|
|
|
|
|
by joppy
2307 days ago
|
|
A bloom filter is different here. Imagine we're working with a fixed 512MB of RAM, which we're going to use as a bitset addressing a range of [0 ... 2^32). An over-estimate of the 22.8GB hash file at 40 characters per hash gives that it it contains about 2^29 hashes, so if we store the 32-bit prefix of each hash in this table, we expect it to be about (2^29 / 2^32) = 1/8th full. We can use this set of prefixes to filter the data. Given an input hash, check whether its prefix is in the table. If it's not in the table, the prefix is certainly not in the file. If the prefix is in the table, there is a 1/8 ~ 13% chance of a "false positive" where the query is not actually in the file, but the set thinks it is. What a Bloom filter does is start using the rest of the hash, by storing the presence of the next 32-bits of the hash in the same set, and so on.
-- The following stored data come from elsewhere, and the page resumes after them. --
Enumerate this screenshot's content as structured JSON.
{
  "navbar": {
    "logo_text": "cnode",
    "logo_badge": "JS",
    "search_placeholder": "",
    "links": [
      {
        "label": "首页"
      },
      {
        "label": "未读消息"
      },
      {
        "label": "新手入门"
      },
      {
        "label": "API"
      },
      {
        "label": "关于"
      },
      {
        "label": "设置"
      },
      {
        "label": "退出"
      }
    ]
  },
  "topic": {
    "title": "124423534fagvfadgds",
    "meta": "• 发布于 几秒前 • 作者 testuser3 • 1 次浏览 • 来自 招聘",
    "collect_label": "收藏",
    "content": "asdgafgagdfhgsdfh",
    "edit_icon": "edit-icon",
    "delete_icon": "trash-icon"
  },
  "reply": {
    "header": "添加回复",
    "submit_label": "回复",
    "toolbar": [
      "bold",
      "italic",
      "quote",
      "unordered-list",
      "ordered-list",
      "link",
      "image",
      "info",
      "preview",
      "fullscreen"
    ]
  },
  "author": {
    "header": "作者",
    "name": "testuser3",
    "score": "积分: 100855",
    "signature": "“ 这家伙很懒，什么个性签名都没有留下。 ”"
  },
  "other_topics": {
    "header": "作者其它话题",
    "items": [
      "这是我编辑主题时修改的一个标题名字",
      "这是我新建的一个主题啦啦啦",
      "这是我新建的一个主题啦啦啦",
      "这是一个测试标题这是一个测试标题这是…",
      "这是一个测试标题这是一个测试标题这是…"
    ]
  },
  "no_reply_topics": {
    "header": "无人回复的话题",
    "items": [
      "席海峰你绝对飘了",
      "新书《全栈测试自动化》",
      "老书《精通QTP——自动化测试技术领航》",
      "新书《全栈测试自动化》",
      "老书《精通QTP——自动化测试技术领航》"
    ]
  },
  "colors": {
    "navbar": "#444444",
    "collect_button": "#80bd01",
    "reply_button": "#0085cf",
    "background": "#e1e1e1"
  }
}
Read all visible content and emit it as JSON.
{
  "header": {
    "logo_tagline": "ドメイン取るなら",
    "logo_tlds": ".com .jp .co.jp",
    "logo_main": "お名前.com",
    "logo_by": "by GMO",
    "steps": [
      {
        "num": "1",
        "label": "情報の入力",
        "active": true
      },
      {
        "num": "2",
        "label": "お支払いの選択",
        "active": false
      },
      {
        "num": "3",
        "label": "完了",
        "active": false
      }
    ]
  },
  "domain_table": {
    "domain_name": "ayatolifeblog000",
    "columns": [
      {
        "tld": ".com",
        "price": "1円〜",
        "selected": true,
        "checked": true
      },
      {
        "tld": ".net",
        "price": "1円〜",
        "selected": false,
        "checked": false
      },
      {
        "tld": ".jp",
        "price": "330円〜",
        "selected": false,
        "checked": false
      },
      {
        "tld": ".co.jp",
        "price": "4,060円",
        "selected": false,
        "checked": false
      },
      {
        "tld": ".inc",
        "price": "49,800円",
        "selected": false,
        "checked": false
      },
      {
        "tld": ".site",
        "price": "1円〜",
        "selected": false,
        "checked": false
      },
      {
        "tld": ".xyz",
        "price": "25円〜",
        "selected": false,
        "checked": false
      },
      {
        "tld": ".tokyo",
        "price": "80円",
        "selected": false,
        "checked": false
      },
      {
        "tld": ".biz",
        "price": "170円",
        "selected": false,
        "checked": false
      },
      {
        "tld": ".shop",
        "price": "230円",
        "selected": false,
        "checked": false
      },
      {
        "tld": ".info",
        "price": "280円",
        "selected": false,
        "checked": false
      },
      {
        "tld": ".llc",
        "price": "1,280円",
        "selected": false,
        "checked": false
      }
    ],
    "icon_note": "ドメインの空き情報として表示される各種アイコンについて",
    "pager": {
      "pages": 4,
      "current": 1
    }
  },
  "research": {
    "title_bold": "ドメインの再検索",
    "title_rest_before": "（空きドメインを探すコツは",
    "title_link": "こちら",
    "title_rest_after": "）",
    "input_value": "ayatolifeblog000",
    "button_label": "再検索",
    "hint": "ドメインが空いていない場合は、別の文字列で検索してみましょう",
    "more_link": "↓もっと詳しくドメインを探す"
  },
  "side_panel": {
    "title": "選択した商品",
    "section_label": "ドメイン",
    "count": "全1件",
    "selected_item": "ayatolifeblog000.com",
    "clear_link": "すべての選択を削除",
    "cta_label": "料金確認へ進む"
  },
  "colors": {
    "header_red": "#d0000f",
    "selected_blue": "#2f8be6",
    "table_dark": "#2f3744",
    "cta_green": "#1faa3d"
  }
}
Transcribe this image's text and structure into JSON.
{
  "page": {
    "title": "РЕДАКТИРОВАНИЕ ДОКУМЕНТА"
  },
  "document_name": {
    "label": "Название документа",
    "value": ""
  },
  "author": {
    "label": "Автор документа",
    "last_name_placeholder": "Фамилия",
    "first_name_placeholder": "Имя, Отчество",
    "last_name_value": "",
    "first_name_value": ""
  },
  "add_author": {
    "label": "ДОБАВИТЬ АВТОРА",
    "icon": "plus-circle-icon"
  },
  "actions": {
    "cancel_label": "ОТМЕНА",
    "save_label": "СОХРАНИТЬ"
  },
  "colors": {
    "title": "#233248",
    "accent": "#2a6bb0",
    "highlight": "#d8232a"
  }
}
By storing the next 32 bits as well, we can drop the false positive rate to 6%. By using the next chunk of 32 bits, it drops again to 4%, and finally when storing 5 32-bit chunks (very conveniently, we have at this point "used up" all 32-bit chunks of our original 160 bits) to around 2.5%. All the while, the bloom filter is fitting into the same 512MB we originally gave it. |
|